Why does not the value of the pointer passed to the function change?

Question

I pass the pointer as a parameter to the function. Inside the function I change it -> it has changed. But after the output is the same as before the function call. The pointer has not changed. What's wrong?

void GetFrom(PVOID lpBuffer){
lpBuffer = malloc(12);
memset(lpBuffer, 0, 12);
printf("%p",pointer); // 0000028D46DECE50
}

PVOID pointer = 0x0;
printf("%p",pointer); // 000000C2628FEFE4
GetFromMap(pointer);
printf("%p",pointer); // 000000C2628FEFE4

In debugging, I saw that the value of the pointer changed inside the function.

Answer 1

Note that lpBuffer = malloc(12) just changes the value of local variable lpBuffer, but this has no effect to the variable which's value has been passed to GetFrom. To change the value of the pointer in the caller`s variable, you need to pass a pointer to that pointer.

void GetFrom(PVOID *lpBuffer){
  *lpBuffer = malloc(12);
  memset(*lpBuffer, 0, 12);
  printf("%p",*lpBuffer); // !=0x0
}

PVOID pointer = 0x0;
GetFromMap(&pointer);
printf("%p",pointer); // should be != 0x0

BTW: instead of malloc and a subsequent memset to 0, you could use calloc, which implicitly fills the allocated memory with 0-

Answer 2

Inside the function I change it -> it has changed.

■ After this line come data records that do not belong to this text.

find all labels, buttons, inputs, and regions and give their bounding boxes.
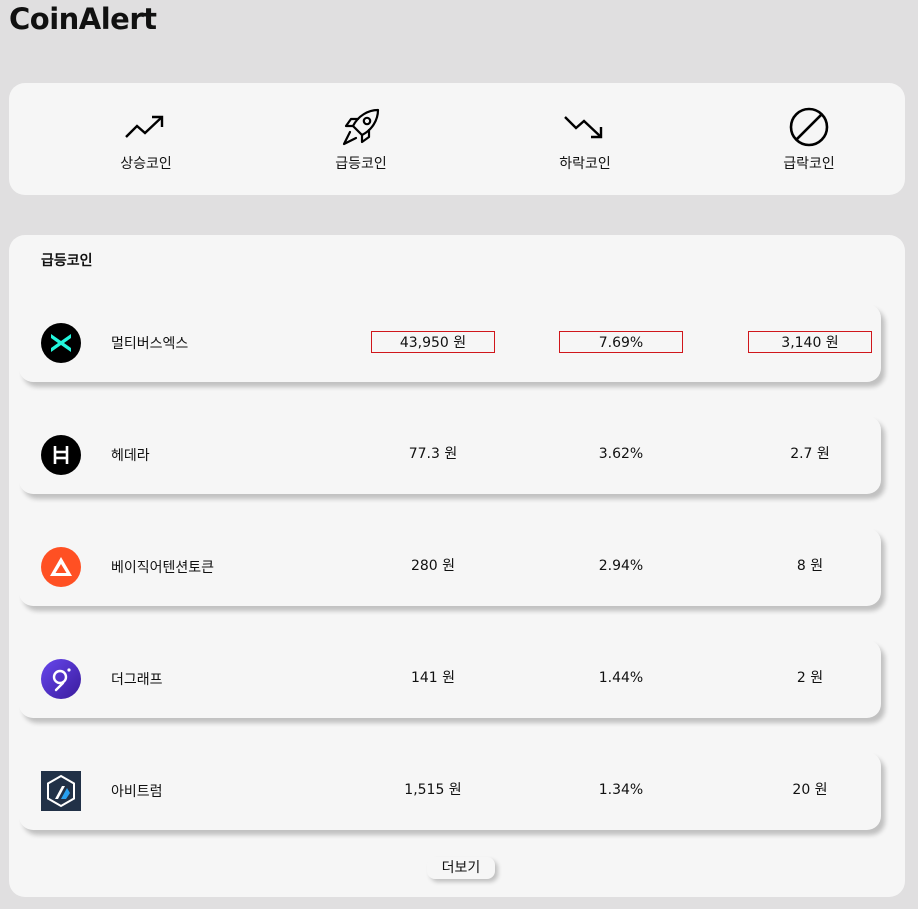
coin-name: 멀티버스엑스 xyxy=(111,336,189,352)
coin-change-percent: 1.34% xyxy=(598,782,644,798)
nav-item-falling[interactable]: 하락코인 xyxy=(505,83,665,195)
nav-item-surging[interactable]: 급등코인 xyxy=(281,83,441,195)
category-nav: 상승코인 급등코인 하락코인 급락코인 xyxy=(9,83,905,195)
coin-row[interactable]: 헤데라 77.3 원 3.62% 2.7 원 xyxy=(19,416,881,494)
coin-row[interactable]: 베이직어텐션토큰 280 원 2.94% 8 원 xyxy=(19,528,881,606)
coin-list-card: 급등코인 멀티버스엑스 43,950 원 7.69% 3,140 원 헤데라 7… xyxy=(9,235,905,897)
coin-change-percent: 1.44% xyxy=(598,670,644,686)
trending-up-icon xyxy=(124,107,168,147)
more-button[interactable]: 더보기 xyxy=(427,857,495,879)
coin-row[interactable]: 아비트럼 1,515 원 1.34% 20 원 xyxy=(19,752,881,830)
nav-label-plunging: 급락코인 xyxy=(783,156,835,172)
coin-price: 43,950 원 xyxy=(371,331,495,353)
coin-change-percent: 7.69% xyxy=(559,331,683,353)
multiversx-logo-icon xyxy=(41,323,81,363)
hedera-logo-icon xyxy=(41,435,81,475)
prohibited-icon xyxy=(787,107,831,147)
the-graph-logo-icon xyxy=(41,659,81,699)
coin-change-amount: 2.7 원 xyxy=(790,446,830,462)
nav-item-rising[interactable]: 상승코인 xyxy=(66,83,226,195)
nav-label-surging: 급등코인 xyxy=(335,156,387,172)
rocket-icon xyxy=(339,107,383,147)
bat-logo-icon xyxy=(41,547,81,587)
coin-row[interactable]: 더그래프 141 원 1.44% 2 원 xyxy=(19,640,881,718)
coin-price: 141 원 xyxy=(410,670,456,686)
nav-label-rising: 상승코인 xyxy=(120,156,172,172)
coin-name: 헤데라 xyxy=(111,448,150,464)
trending-down-icon xyxy=(563,107,607,147)
coin-price: 1,515 원 xyxy=(404,782,462,798)
coin-price: 77.3 원 xyxy=(408,446,458,462)
nav-label-falling: 하락코인 xyxy=(559,156,611,172)
arbitrum-logo-icon xyxy=(41,771,81,811)
coin-change-percent: 2.94% xyxy=(598,558,644,574)
coin-change-percent: 3.62% xyxy=(598,446,644,462)
app-title: CoinAlert xyxy=(9,2,157,36)
coin-name: 더그래프 xyxy=(111,672,163,688)
nav-item-plunging[interactable]: 급락코인 xyxy=(729,83,889,195)
coin-change-amount: 2 원 xyxy=(796,670,824,686)
coin-price: 280 원 xyxy=(410,558,456,574)
coin-change-amount: 3,140 원 xyxy=(748,331,872,353)
coin-row[interactable]: 멀티버스엑스 43,950 원 7.69% 3,140 원 xyxy=(19,304,881,382)
coin-name: 베이직어텐션토큰 xyxy=(111,560,215,576)
coin-change-amount: 20 원 xyxy=(792,782,828,798)
coin-change-amount: 8 원 xyxy=(796,558,824,574)
coin-name: 아비트럼 xyxy=(111,784,163,800)
section-title: 급등코인 xyxy=(41,253,93,269)
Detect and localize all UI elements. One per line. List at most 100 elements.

Not exactly: the "it" that has changed is the copy of the pointer, not the original pointer that has been passed.

But after the output is the same as before the function call. The pointer has not changed.

That's because you changed a copy, while the pointer retained its original value.

As far as fixing this situation goes, you have one option in C and two options in C++:

• In C, pass a pointer to a pointer. This will let your function make changes to the pointer passed into it
• In C++, you can also pass a reference to a pointer. This will produce the same behavior without the need to use dereference operator explicitly.